Mr Malik said there was no doubt that The Sun agent Mohammad Ali Asad was a Pakistani national who had obtained the national identity card and passport in 2002 before proceeding to the UK where he had obtained British nationality.

He claimed that Asad arrived in Pakistan on July 9 on his British passport No 506486804 and applied for a computerised national identity card and passport which had been issued to him on the basis of the available record about him. He travelled back to the UK on the same British passport on July 20. The forensic evidence proved that the documents had been issued to Asad and nobody else.

Photocopies of the British passport mentioning Asad’s date of birth as Dec 8, 1980, and Sahiwal as his birthplace were distributed among reporters. The passport with a validity of 10 years was issued to him on Oct 24, 2011. He was accompanied by Stephen Graham of The Sun, holding a British passport No 80098664.

The record suggests that Asad has also committed a fraud in the UK as his date of birth in the record of National Database Registration Authority (Nadra) is Nov 11, 1977, a matter which, according to sources, will be taken up with the British authorities.

The only enigma in the saga appears to be the expeditious issuance of CNIC and machine-readable passport to Asad during his only 11-day stay in Pakistan. And that is the reason two officials each of Nadra and the passport department were still under the custody of Federal Investigation Agency (FIA). They are facing the charges of receiving ‘speed money’.

Mr Malik confirmed that the officials were facing charges of issuing the documents in a short span of time.

The FIA has written a letter to The Sun for assistance in early finalisation of the case and seeking information about the government functionaries and agents, if any, who had allegedly received illegal gratification from Asad for providing him the CNIC and passport in an expeditious manner.

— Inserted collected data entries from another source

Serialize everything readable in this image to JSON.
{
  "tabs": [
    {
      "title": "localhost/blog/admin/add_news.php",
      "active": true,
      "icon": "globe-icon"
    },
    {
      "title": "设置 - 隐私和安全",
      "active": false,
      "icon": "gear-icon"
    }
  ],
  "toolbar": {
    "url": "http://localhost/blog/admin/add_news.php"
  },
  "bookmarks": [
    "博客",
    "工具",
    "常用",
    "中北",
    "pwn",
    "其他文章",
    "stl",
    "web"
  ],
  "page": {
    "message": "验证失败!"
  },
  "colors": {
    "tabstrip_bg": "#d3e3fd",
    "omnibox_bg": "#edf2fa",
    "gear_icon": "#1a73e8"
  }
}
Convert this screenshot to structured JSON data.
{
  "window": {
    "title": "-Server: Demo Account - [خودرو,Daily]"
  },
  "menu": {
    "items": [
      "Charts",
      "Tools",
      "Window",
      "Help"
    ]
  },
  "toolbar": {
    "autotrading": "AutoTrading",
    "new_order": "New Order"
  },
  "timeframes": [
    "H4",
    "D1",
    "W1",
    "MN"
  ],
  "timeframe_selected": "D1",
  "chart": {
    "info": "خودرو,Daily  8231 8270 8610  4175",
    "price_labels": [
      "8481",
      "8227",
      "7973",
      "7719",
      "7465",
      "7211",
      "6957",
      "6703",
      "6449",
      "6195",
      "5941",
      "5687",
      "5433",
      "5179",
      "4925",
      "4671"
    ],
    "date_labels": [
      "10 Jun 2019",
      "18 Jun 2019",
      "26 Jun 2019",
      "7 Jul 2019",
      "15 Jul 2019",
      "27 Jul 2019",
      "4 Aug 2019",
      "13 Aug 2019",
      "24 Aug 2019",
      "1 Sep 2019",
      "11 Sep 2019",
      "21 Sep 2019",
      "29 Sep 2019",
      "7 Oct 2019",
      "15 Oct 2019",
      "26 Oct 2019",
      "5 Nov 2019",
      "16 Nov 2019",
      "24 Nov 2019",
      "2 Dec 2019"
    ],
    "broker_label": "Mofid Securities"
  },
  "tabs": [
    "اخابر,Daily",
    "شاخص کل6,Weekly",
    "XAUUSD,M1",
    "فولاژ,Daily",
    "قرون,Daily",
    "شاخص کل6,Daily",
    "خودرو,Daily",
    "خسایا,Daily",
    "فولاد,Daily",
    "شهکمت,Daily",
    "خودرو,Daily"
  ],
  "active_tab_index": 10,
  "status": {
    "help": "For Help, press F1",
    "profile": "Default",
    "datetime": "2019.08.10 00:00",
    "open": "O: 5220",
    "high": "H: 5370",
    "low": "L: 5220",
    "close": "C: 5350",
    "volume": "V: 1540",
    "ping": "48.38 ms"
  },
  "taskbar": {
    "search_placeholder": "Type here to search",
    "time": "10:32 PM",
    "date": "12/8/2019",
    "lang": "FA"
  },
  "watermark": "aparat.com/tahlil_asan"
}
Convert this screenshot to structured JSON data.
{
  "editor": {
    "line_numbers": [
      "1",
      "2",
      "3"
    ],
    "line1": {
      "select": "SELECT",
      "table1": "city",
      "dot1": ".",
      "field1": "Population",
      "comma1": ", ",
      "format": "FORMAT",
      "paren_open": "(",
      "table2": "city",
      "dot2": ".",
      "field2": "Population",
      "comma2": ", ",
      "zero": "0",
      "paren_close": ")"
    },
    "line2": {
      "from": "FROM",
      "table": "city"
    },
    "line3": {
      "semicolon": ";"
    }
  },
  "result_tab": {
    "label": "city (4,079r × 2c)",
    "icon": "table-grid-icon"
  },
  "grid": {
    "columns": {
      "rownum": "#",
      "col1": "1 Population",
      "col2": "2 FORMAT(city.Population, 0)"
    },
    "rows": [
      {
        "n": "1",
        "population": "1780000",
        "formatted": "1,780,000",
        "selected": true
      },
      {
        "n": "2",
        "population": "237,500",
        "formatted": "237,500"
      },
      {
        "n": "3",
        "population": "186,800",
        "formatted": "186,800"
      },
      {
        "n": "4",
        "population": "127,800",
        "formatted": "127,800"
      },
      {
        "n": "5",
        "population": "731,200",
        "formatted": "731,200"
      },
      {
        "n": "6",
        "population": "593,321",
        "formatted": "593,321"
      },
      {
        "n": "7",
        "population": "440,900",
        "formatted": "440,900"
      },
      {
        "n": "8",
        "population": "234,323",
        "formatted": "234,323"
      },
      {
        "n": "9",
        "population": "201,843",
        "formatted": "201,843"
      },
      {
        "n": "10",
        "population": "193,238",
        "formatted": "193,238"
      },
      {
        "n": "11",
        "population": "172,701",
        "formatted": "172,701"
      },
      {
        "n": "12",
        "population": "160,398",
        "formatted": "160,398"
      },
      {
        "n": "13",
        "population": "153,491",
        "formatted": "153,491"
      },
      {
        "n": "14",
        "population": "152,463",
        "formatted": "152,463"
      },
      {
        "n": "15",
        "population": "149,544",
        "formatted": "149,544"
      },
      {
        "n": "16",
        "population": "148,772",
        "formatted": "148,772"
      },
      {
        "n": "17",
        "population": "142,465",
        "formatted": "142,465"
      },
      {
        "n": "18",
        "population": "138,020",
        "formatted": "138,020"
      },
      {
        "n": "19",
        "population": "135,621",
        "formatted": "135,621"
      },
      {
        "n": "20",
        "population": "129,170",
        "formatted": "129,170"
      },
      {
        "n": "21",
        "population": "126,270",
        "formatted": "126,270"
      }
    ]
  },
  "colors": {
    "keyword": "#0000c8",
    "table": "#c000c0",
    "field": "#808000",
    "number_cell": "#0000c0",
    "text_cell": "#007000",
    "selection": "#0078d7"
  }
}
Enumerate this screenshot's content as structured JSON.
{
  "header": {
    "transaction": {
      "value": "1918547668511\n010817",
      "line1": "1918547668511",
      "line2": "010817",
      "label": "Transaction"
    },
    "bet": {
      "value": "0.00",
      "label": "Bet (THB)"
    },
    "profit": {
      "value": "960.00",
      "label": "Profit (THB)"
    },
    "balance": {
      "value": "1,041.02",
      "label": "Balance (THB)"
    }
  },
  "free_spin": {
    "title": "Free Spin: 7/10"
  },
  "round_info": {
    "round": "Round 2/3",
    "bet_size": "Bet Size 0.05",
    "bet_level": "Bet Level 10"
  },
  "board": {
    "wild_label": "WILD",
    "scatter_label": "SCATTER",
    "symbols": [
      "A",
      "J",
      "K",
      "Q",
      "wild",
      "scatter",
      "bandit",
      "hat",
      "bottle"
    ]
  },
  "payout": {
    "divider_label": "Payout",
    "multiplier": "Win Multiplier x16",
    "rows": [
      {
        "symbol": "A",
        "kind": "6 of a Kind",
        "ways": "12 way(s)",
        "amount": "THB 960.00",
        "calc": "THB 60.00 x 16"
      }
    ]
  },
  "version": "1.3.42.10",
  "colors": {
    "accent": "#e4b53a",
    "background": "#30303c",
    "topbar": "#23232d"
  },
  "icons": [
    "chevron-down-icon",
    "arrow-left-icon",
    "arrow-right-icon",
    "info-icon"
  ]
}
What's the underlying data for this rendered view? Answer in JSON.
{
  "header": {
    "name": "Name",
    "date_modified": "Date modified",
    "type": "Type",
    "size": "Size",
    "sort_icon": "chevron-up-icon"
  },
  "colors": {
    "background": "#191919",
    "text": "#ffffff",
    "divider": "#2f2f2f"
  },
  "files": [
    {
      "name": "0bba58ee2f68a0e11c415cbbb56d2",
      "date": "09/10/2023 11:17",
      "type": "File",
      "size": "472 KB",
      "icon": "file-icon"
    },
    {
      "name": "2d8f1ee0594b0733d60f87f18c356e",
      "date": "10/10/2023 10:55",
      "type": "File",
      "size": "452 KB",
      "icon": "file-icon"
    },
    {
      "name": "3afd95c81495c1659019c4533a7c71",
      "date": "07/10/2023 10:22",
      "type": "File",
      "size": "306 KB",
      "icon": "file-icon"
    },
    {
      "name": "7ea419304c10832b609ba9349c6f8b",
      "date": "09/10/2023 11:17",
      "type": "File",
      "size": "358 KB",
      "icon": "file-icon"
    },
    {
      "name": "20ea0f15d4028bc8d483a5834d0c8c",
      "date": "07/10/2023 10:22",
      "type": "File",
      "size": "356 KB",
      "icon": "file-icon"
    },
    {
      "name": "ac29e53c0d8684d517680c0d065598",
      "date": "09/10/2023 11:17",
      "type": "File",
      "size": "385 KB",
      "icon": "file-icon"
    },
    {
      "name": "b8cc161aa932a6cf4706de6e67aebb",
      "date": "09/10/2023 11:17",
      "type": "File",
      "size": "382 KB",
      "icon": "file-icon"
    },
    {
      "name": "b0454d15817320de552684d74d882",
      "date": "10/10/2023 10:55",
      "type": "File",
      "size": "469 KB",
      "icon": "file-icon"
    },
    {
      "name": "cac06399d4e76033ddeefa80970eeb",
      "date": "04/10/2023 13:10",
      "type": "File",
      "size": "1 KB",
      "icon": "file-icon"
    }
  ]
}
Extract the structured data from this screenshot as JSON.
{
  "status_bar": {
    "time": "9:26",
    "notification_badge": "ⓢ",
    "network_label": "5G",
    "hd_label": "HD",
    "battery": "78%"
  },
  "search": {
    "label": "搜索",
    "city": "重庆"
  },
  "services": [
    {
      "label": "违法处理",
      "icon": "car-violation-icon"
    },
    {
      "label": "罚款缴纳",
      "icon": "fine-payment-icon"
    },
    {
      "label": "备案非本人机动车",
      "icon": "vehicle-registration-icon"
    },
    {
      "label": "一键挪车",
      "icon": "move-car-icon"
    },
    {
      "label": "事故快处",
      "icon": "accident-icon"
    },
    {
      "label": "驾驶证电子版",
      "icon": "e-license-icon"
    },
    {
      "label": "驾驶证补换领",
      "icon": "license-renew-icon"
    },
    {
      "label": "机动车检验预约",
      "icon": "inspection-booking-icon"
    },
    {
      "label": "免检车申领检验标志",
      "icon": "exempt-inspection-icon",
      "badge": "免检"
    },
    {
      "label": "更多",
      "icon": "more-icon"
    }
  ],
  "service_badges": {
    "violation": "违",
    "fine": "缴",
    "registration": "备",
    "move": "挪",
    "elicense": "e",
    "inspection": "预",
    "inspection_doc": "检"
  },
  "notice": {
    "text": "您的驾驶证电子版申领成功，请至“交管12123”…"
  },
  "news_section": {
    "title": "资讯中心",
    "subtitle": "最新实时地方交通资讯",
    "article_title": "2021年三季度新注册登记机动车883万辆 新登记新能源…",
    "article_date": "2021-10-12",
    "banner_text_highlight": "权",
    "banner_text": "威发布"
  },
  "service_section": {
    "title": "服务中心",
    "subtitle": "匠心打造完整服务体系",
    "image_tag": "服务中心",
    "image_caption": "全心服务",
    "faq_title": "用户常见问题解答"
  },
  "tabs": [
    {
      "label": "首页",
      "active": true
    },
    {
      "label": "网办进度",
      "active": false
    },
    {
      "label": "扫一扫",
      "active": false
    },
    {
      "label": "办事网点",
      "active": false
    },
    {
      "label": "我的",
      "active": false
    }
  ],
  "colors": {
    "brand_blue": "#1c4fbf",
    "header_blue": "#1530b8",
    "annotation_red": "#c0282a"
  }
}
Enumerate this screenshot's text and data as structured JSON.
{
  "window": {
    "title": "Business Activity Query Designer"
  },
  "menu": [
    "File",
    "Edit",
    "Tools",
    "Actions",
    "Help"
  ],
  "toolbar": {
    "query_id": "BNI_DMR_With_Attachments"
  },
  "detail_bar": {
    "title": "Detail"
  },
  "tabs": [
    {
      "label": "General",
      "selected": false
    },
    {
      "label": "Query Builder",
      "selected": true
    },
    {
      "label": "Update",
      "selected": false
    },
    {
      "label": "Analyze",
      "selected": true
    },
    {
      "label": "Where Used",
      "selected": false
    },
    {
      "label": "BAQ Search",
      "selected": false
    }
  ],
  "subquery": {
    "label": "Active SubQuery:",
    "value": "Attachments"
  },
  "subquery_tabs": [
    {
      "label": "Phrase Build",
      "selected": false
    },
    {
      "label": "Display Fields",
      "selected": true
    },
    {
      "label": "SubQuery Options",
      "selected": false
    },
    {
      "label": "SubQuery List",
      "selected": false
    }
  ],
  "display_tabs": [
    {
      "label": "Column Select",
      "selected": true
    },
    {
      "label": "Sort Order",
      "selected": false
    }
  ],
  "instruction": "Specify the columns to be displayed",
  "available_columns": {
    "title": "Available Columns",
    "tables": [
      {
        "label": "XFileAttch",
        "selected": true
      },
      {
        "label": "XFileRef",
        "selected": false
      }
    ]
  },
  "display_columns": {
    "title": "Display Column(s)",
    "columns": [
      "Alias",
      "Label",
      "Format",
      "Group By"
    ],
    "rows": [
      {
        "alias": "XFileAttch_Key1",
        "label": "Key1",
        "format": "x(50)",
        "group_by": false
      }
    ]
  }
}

The letter, a copy of which is available with Dawn, says the report published and video prepared by the tabloid did not match the facts unearthed by the FIA. It seeks some substantial and concrete evidence in support of the claim.

“Your support in this regard shall be highly valued as it may help us in nabbing the corrupt functionaries likely to be involved in this alleged scam,” the letter reads.

Mr Malik’s remarks indicate that the government may drop its decision to file a defamation suit of £10 billion against The Sun. On more than one occasions, he said the tabloid might not be in the knowledge of the fact that Asad was holding Pakistani nationality. “Maybe The Sun was also cheated by someone,” he said.

The interior minister did not agree with a perception that the British government had rejected Pakistani investigation into the scam and said the probe was still under way.

JUDICIAL COMMISSION: Mr Malik urged the Indian government to allow Pakistan’s judicial commission to visit India again to investigate the Mumbai attacks and cross-examine four prosecution witnesses.

“The questions are very simple and I hope India will cooperate in bringing culprits to justice,” he said.

MURDER PLOT: Answering a question, the minister said it had been established that the report about a plot to kill former Lahore High Court chief justice Khawaja Sharif was false and aimed at defaming the federation. He said it was an attempt to implicate President Asif Ali Zardari in the case. He said soon after the so-called plot came to light, he had directed the authorities concerned to get to the reality.

He confirmed that the FIA had registered a case against six officials for concocting the plot.

According to the FIR, Punjab Special Branch chief Col (retd) Ehsanur Rehman, Director Special Branch Shahid Mahmood, Secretary to the Punjab Chief Minister Toqeer Shah and PML-N worker Talha Burki, with the help of two officials of the Crime Investigation Department, hatched the conspiracy to produce a false and fabricated intelligence report in a bid to create differences among the federal and provincial governments and the judiciary.